Signs of life have been spotted at Blind Muscat's Cellarbook.
After eight months of basically zippo, I'm giving it another try. The reasons for my inattention to the blogosphere are many, including the standard ones -- like why in hell would I spend time on this for absolutely no money? But the main cause for absence is that I have been pre-occupied with a large, demanding, paying project -- an old-fashioned, hard-copy, printed "book" -- if you remember books.
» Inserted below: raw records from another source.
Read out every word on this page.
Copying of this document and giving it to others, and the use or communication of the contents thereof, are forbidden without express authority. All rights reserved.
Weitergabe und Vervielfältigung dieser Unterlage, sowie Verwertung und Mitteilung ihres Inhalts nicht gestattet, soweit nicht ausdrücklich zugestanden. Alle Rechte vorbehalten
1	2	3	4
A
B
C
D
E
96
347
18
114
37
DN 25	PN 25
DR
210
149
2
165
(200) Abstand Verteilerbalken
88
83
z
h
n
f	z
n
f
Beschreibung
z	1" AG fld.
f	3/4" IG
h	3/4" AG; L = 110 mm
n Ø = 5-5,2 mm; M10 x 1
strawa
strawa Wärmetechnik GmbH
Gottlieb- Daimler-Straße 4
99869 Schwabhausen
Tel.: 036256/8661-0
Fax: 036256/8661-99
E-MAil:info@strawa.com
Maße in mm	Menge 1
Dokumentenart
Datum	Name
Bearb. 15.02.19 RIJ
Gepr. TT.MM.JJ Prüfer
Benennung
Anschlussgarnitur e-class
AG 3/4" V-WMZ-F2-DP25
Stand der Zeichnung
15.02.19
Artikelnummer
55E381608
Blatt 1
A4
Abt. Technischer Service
Said tome is Home Winemaking for Dummies, due out in a couple months, just in time to stuff that over-sized stocking. The 2010 harvest, alas, will already be over, but maybe all the sections on blending and barrel-aging and troubleshooting will come in handy for some folks.
I will shamelessly share more about this fine volume as part of my personal buildup for the gala release in coming posts. But meantime, one small, fleeting, source of publishing amusement. Quite a while abck, I received a dummy (as it were) of the cover, and it looked basically OK to me, some prose, pictures of carboys, the Dummies guy, whatever. Only when I printed out large book-sized copies to hand out at a talk I was doing on home winemaking did I notice one bizarre detail: the front carboy had a label on it referring not to any known grape variety, but to a stalky vegetable treated as a fruit.Starts with an "r."
Here it is on Amazon, the placeholder for the soon-to-be-book. Take a look.
See that little mailing label on the neck? See how it says "rhubarb"? I'm here to tell you, this is a rhubarb-free home winemaking book. Ah, the perils of using stock photos to save a buck.
The image has, in fact, been air-brushed and PhotoShopped and whatever, and so the book will carry no references to strawberry's constant accompaniment in pies. It will, however, tell you how to make lip-smackin' good Petite Sirah and Muscat and many other things.